Lifestyle

Finding the Silver Lining: Positive Things That Come Out Of Pain & Suffering

Yeah, yeah. I’m a mass of contradictions. I’m a Catholic but I read horoscopes. Okay, I read them but I don’t plan my day around them. Nor after reading them do I commit what it said to memory so that all day I’ll keep looking for “a flash of inspiration that will influence a momentous decision.” Oh goodness, gracious!

I read them because like everyone else, I’m curious. I’m curious about what the future holds – what’s in store for me today, tomorrow, a year from now…ten years from now! It’s natural to want to know – it’s part of being human, I think. That innate curiosity propels our astronomers to find out what’s in space, our biologists to figure out the human body, our physicists to find out the building blocks of life itself. One of the most annoying questions a child can ask is: “Why?”, especially when it’s asked every 5 seconds! They’re curious, just like every single one of us.

The past Holy Week, I really thought about the journey that Jesus was on. Just like a normal human being His week was full of highs (like when he was welcomed into Jerusalem), lows (well, dying’s a pretty big low), certainty (he knew every single step that must be taken) and doubt (when he was on his knees in the Garden of Gethsemane) but unlike a normal human being, He knew exactly what the future held for Him – death on the cross.

Then I wondered, what if, like Jesus, I was able to look into my future? Will I like what I see? Or will it send me to the Lord asking for a refund? Or maybe I would try to do something differently to change the outcome. Or is ignorance really bliss? I mean, how would I live my life if I knew exactly how and when I would die? How would you?

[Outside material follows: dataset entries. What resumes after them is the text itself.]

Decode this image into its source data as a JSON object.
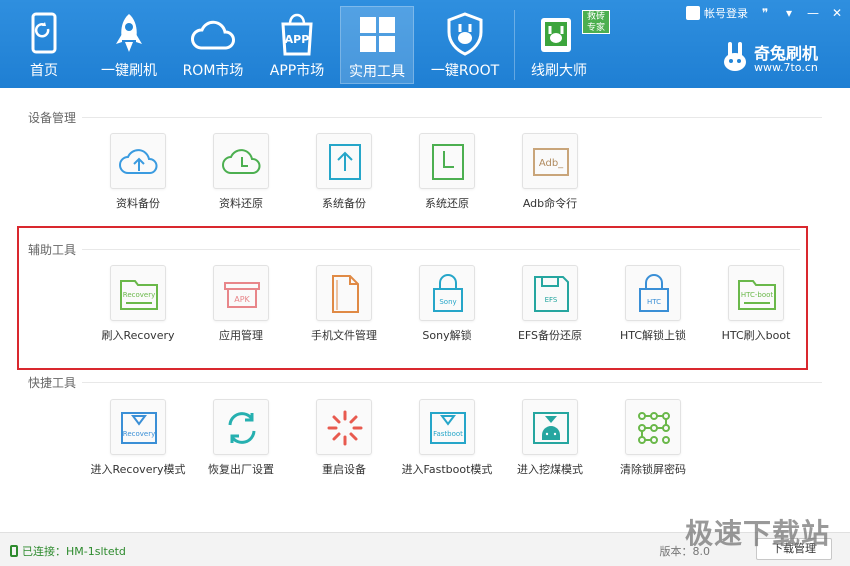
{
  "nav": [
    {
      "label": "首页",
      "icon": "phone-home-icon"
    },
    {
      "label": "一键刷机",
      "icon": "rocket-icon"
    },
    {
      "label": "ROM市场",
      "icon": "cloud-icon"
    },
    {
      "label": "APP市场",
      "icon": "app-bag-icon"
    },
    {
      "label": "实用工具",
      "icon": "grid-icon",
      "active": true
    },
    {
      "label": "一键ROOT",
      "icon": "root-shield-icon"
    },
    {
      "label": "线刷大师",
      "icon": "line-flash-icon",
      "badge": "救砖专家"
    }
  ],
  "topbar": {
    "login": "帐号登录"
  },
  "brand": {
    "name": "奇兔刷机",
    "url": "www.7to.cn"
  },
  "sections": {
    "device": {
      "title": "设备管理",
      "items": [
        "资料备份",
        "资料还原",
        "系统备份",
        "系统还原",
        "Adb命令行"
      ]
    },
    "aux": {
      "title": "辅助工具",
      "items": [
        "刷入Recovery",
        "应用管理",
        "手机文件管理",
        "Sony解锁",
        "EFS备份还原",
        "HTC解锁上锁",
        "HTC刷入boot"
      ],
      "icon_text": [
        "Recovery",
        "APK",
        "",
        "Sony",
        "EFS",
        "HTC",
        "HTC-boot"
      ]
    },
    "quick": {
      "title": "快捷工具",
      "items": [
        "进入Recovery模式",
        "恢复出厂设置",
        "重启设备",
        "进入Fastboot模式",
        "进入挖煤模式",
        "清除锁屏密码"
      ],
      "icon_text": [
        "Recovery",
        "",
        "",
        "Fastboot",
        "",
        ""
      ]
    }
  },
  "device_icon_text": {
    "adb": "Adb_"
  },
  "status": {
    "connected": "已连接：HM-1sltetd",
    "version": "版本：8.0",
    "download": "下载管理"
  },
  "watermark": "极速下载站",
  "colors": {
    "header": "#2185d8",
    "highlight": "#d9282e",
    "green": "#4caf50",
    "orange": "#e07b39"
  }
}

Yeah, we all struggle with the uncertainty of our futures but doesn’t that struggle make getting to the destination all the more sweeter? Don’t parents cherish a child even more after they’ve fought so hard to conceive? Doesn’t freedom taste sweeter when you’ve been in jail, or captured? Isn’t being healthy all the more precious after you’ve beaten a terrible illness? Isn’t love more treasured after it’s been so hard sought?

Life doesn’t come with ‘exchanges’ or ‘refunds’ or even a ‘satisfaction guaranteed’ but honestly, I don’t want it to. “If it’s worth it, it’s worth fighting for”. That’s what life is, that’s how we know it has meaning. When after the shadows, you see light, you know it’s the most beautiful thing you’ll ever see and all that pain was never meaningless.